Sovente del passato abbiamo una concezione quasi idilliaca, e a voler ben vedere anche un po’ eccessivamente idealizzata: se pensiamo per esempio alle città, le immaginiamo fatte di case basse, cieli liberi e luminosi, e orizzonti sgombri, ben diversi dalle moderne skyline fatte di grattacieli. A dirla proprio tutta, non abbiamo esattamente ragione: già a Roma antica, nei quartieri più poveri, sorgevano le insulae, veri e propri condomini a molti piani con piccoli appartamenti. Ma tutto sommato, non stiamo sbagliandoci di parecchio quando pensiamo che la diffusione significativa di palazzi alti come quelli a cui siamo abituati è un fatto degli ultimi cent’anni: ed è un fatto che ha del tutto cambiato il modo in cui viviamo, lavoriamo, e ci muoviamo. Fra i suoi effetti curiosi c’è stato quello di far diventare pressochè irrinunciabile un’invenzione che era lungamente stata relegata prima fra le curiosità e poi nei cantieri e nelle industrie, ossia l’ascensore. Dai primi modelli a corde, prima di arrivare ai moderni e compatti ascensori per disabili, il tragitto di questo congegno è stato lungo e complesso.
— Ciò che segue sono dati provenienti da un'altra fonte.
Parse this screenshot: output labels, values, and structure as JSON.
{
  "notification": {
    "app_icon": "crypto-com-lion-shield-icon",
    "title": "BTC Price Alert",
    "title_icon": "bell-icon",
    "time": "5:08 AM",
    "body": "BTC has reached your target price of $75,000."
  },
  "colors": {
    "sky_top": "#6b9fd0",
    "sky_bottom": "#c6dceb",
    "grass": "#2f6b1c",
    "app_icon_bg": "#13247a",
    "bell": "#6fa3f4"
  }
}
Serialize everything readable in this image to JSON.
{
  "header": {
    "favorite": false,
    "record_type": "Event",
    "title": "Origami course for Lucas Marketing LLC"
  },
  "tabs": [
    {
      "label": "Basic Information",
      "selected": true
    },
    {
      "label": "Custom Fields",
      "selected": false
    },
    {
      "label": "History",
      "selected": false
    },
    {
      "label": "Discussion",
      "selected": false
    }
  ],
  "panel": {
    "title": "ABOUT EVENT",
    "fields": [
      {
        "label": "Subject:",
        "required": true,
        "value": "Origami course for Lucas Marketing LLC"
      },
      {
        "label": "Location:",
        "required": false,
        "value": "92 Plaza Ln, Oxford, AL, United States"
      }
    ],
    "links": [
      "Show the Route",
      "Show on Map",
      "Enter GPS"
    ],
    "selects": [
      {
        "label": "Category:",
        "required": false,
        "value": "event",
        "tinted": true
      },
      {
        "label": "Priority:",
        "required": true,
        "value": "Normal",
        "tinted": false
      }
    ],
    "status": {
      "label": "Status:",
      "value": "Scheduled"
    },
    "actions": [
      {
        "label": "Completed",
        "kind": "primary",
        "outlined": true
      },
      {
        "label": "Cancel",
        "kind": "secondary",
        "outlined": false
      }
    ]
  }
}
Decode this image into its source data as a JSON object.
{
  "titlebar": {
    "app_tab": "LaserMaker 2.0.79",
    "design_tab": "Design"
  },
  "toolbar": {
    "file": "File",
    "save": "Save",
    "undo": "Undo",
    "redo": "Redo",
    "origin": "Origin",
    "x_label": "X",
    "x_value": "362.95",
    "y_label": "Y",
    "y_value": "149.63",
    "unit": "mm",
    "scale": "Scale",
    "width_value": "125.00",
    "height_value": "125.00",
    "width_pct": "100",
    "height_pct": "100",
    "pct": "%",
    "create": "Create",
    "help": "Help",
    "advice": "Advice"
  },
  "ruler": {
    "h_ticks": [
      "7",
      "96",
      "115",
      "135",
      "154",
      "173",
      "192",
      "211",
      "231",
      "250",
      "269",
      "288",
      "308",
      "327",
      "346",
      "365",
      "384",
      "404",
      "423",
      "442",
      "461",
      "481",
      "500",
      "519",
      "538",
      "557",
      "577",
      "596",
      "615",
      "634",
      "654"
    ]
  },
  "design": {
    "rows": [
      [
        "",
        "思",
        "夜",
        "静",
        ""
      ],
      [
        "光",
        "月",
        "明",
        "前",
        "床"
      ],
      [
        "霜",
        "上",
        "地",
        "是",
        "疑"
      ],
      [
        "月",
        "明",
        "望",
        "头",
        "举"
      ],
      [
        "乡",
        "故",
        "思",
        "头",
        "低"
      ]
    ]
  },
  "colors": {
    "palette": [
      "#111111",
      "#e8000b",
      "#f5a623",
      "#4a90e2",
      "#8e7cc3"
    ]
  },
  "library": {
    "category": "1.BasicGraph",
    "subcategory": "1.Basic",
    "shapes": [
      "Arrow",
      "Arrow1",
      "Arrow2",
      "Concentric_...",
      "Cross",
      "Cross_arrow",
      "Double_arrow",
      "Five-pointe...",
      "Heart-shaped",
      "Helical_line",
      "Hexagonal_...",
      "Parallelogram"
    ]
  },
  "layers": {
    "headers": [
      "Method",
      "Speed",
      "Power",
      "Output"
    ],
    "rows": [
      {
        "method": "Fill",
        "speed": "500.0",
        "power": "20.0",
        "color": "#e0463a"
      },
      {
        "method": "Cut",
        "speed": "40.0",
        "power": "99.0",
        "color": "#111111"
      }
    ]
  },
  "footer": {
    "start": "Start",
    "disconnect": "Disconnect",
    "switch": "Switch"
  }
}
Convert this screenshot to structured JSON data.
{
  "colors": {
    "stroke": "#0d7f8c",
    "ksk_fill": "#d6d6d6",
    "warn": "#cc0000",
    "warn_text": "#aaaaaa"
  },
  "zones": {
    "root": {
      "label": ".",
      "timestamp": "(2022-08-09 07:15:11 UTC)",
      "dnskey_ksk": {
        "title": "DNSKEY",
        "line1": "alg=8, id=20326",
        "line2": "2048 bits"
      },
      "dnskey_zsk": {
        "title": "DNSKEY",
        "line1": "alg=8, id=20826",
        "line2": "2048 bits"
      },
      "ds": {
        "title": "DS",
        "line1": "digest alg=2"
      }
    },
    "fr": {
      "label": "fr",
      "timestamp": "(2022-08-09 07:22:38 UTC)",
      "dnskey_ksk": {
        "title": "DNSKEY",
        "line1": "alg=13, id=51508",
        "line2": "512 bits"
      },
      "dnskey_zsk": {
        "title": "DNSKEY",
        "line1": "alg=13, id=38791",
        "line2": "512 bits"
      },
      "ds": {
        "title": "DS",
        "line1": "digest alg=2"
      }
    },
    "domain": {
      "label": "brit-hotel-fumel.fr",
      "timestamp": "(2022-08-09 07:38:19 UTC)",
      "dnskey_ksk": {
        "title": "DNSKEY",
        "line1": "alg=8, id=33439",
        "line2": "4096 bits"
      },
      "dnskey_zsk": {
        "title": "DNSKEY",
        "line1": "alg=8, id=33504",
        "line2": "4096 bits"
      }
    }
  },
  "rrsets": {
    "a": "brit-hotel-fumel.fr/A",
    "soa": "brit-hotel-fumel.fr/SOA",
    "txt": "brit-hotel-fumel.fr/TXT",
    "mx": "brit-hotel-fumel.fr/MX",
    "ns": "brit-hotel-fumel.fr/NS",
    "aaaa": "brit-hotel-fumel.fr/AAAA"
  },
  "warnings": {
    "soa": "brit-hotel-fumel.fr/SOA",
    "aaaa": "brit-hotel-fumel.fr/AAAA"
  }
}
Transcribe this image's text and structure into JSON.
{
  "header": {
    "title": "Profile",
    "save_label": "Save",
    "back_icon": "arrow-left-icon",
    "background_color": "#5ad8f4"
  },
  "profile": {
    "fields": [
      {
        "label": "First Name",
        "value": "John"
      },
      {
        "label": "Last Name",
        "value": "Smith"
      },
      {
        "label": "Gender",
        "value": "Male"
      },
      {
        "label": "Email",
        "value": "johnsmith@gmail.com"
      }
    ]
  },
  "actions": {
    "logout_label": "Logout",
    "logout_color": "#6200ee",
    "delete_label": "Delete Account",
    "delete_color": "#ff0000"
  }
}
Ed è stata una cronistoria lunga, quella dell’ascensore, e che ha radici ben più remote di quanto forse immaginiamo: il primo a nominarlo è l’architetto romano Vitruvio, che ci illustra nei suoi scritti come nel 263 AC ne fosse stato realizzato uno nientedimeno che dal famosissimo Archimede. È ovvio che parlando di ascensori, allora, ci si riferisse soltanto a cabine assicurate a corde, che venivano tirate a braccia, o da animali, per sollevarle: pare che ve ne fossero nel convento Egiziano del Sinai. Un metodo che ovviamente non poteva permetterne una diffusione effettiva: e infatti ci vollero secoli perché questa arrivasse. Se sorvoliamo sul modello basato sulla vite senza fine che l’inventore russo Kulibin progettò nel 1783, e che venne alla fine installato nel Palazzo d’Inverno, non abbiamo tracce significative di un reale impiego degli ascensori fino alla metà dell’Ottocento, quando le esigenze di spostare materiali pesanti li resero utili alle nascenti industrie.
In questa epoca storica, per ascensore si intendeva un dispositivo di tipo strettamente idraulico: una cabina montata su un lungo stantuffo, che veniva spinto da una colonna d’acqua grazie all’azione di una pompa e così si estendeva, portando i passeggeri all’altezza desiderata. Questi impianti raggiunsero una significativa affermazione, se pensiamo che a Londra, nel 1882, la London Hydraulic Power Company aveva in gestione una rete di miglia e miglia di tubi ad alta pressione su entrambe le sponde del Tamigi, che andavano ad alimentare 8000 dispositivi fra gru e, precisamente, ascensori. Nondimeno è un procedimento gravato da un pesante neo: richiede uno stantuffo, e quindi un pozzo e una colonna d’acqua, alto quanto il piano più alto da raggiungere, e diventa quindi rapidamente poco pratico al crescere dell’effettiva altezza del palazzo che deve servire. Fu per questo che gli ascensori idraulici finirono con l’andare in disuso, per essere sostituiti da sistemi a cavi e carrucole, la cui sicurezza era garantita dall’invenzione di un apposito freno di emergenza in caso di rottura del cavo, progettato da un nome destinato a divenire illustre nel settore: Elisha Otis. Fu appunto lui che, nel 1858, installò il primo ascensore per passeggeri al numero 488 di Broadway, a New York, dando inizio ad una espansione che venne solamente incrementata quando, trent’anni dopo, Von Siemens e Fressler svilupparono l’ascensore elettrico che anche noi oggi utilizziamo.